The patients were studied as two groups when analyzing the impact of gut decontamination. One group comprised the patients who received rifaximin for gut decontamination, the other group comprised the patients who did not receive gut decontamination.

In order to eliminate the interference of other factors on the analysis results, the influence of related clinical factors was also estimated. The variables were selected based on scientific interest or prior knowledge of any possible relationship with MPA concentration.

Study population

The study was conducted in accordance with the Declaration of Helsinki (as revised in 2013). The study was approved by Ethics Committee of Blood Diseases Hospital, Chinese Academy of Medical Sciences (No. IIT2021011-EC-1) and individual consent for this retrospective analysis was waived. Study exclusion criteria included: (I) patients who lacked measurement of their MPA C0 before or during CBP use; (II) patients who switched from IV to oral MMF during the study period; (III) combination therapy of rifampin with MMF; (IV) the immunosuppressive regimen, and the use of rifaximin and proton pump inhibitors did not meet the requirements (eligibility criteria are described in the ‘GVHD prophylaxis and other treatment’ section). In addition, the MPA C0 during diarrhea (watery stools or daily defecation times >3) and during the use of montmorillonite powder was not collected for the analysis, to avoid the confounding effect of diarrhea on the MPA C0.

Blood concentration monitoring

The MPA C0 was determined weekly by an enzyme multiplied immunoassay technique (EMIT, Viva-ETM, Siemens, Germany). Blood samples were collected prior to administration of the morning medications, and at least 4 days after MMF initiation to avoid analysis of samples taken before steady-state conditions. Samples for the MPA assay were drawn through indwelling catheters not used for infusion of MMF and were placed in EDTA-K2 anticoagulant tubes.

The calibration curve for the Viva-E instrument was linear over a range of 0.1–15 µg/mL. The accuracy of the monitoring results was determined by comparing the observed concentration with the nominal concentration of the quality control samples at three concentration levels. The accuracy deviation values were all within 100±15% of the actual values at each quality control level.

Data collection

Patients’ information was followed up during the sample collection period. The follow-up information was obtained from the medical record and included liver/renal function, demographic information, albumin (ALB)/cyclosporine concentration, MPA C0 and medication information.

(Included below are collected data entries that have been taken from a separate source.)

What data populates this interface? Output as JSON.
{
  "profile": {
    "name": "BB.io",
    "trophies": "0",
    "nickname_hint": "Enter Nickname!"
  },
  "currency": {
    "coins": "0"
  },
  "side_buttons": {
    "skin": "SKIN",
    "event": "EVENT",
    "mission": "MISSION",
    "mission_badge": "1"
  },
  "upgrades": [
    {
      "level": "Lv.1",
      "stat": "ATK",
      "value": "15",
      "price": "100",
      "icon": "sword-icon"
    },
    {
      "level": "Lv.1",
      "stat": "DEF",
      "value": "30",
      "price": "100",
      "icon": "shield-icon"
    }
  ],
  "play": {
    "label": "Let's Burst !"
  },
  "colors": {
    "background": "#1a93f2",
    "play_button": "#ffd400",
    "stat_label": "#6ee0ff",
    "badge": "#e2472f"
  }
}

For each patient, the MPA C0 was divided into two separate time periods according to the administration of CBP. In the period without concomitant use of CBP, MPA steady-state samples were collected and the mean of C0 was calculated, and this acted as the patient’s own control. Once CBP therapy was initiated, the mean of C0 was calculated from subsequently recorded MPA blood samples and used to measure the influence of CBP.

The indexes of liver and renal function were measured at least twice weekly during weeks 1–4 post-transplant, and once weekly after 4 weeks for two months. During the sample collection period, the normal ranges of serum creatinine and aminotransferases were variable. Consequently, liver and renal functions were compared using the ratio of measured value to the corresponding upper limit of normal as the index (the ratio of measured creatinine value to the upper limit of normal, Cr-R; the ratio of measured alanine transaminase value to the upper limit of normal, ALT-R; the ratio of measured aspartate transaminase value to the upper limit of normal, AST-R).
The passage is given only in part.